The Oakland City Council has gone quite a bit further than setting itself up as a "sanctuary city" and passed a resolution cutting all ties between its police and U.S. Immigration and Customs Enforcement. Our northern neighbor says that even minimal cooperation between city law enforcement and ICE has become detrimental to public safety. Oakland has been a sanctuary city since 1986.
The council's resolution ends an agreement the city made with ICE last year, which allowed Oakland police officers to participate on ICE task forces with the goal of combating customs-related offenses like human trafficking and drug smuggling, according to the Courthouse News Service.
The customs task forces cooperation agreement did not allow ICE to use Oakland police personnel or resources for immigration enforcement.
Nevertheless, critics of even limited cooperation say that, considering the Trump Administration's anti-immigrant rhetoric, any cooperation between local police and ICE will only serve to discourage immigrants from contacting police. Unauthorized immigrants, especially, may fear deportation if they contact police. That means a significant proportion of city residents will not call 9-11 when they are victims of or witnesses to crime.
"If the goal is simply to have ICE be present and to instill fear in noncitizens, then it makes sense to have ICE continually present in local law enforcement agencies," said a Santa Clara University law professor. "If the goal is public safety and community wellbeing, then ICE's presence and local agreements to maintain that presence do not make sense."
One reason the resolution came up before the council was that the Privacy Advisory Commission reported that the agreement had failed to improve public safety. Indeed, no Oakland officer had been assigned to a single task force since the agreement was signed last year. No reimbursements were issued to the city for overtime, either, indicating there was no real need for the officers to participate.

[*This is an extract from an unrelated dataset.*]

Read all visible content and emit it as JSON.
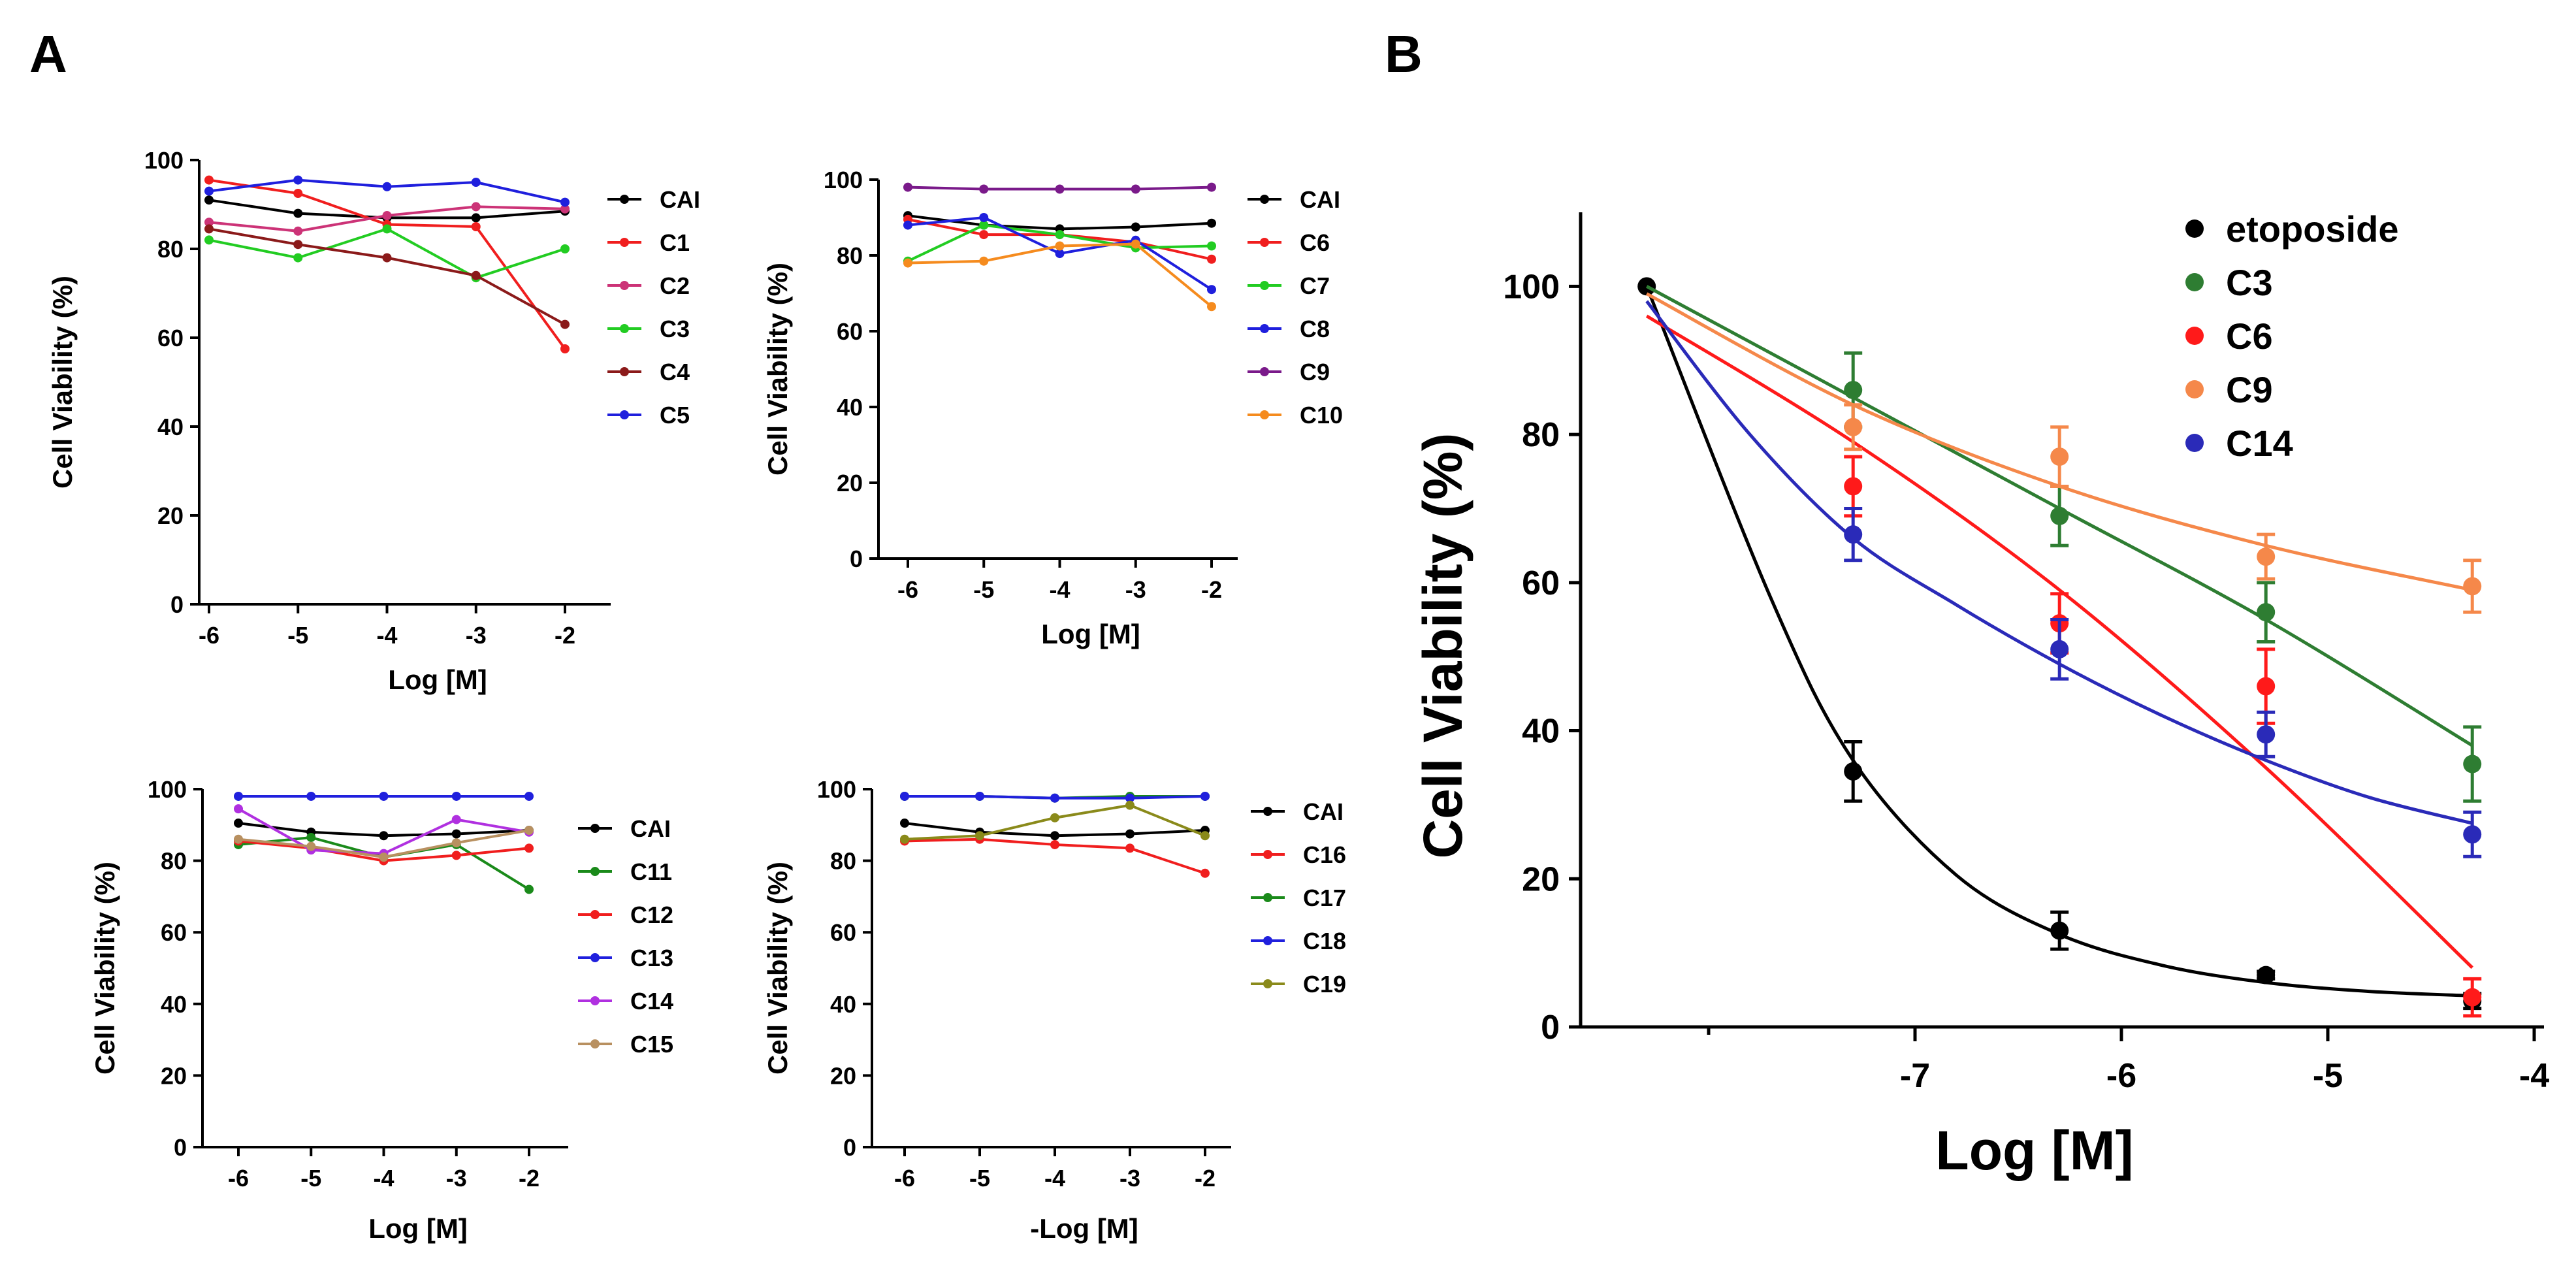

The letter also pointed out the harsh truth that immigrants are already holding back from contacting police. Since last year, the Houston Police Department has noted a 43-percent reduction in reports of rape and sexual assault by Latinos, as well as a 12 percent drop in reports of robberies and aggravated assault. Likewise, the LAPD reported a 25 percent drop in reports of sexual assault by Latinos since last year.
End of agreement may not mean the end of federal help on customs crimes
Interestingly, a law professor at the University of San Francisco told the Courthouse News Service that the end of the customs cooperation agreement will likely have little real impact.
"ICE and other federal agencies, when they have information like that in the local jurisdiction, they'll still pass that on to the local police."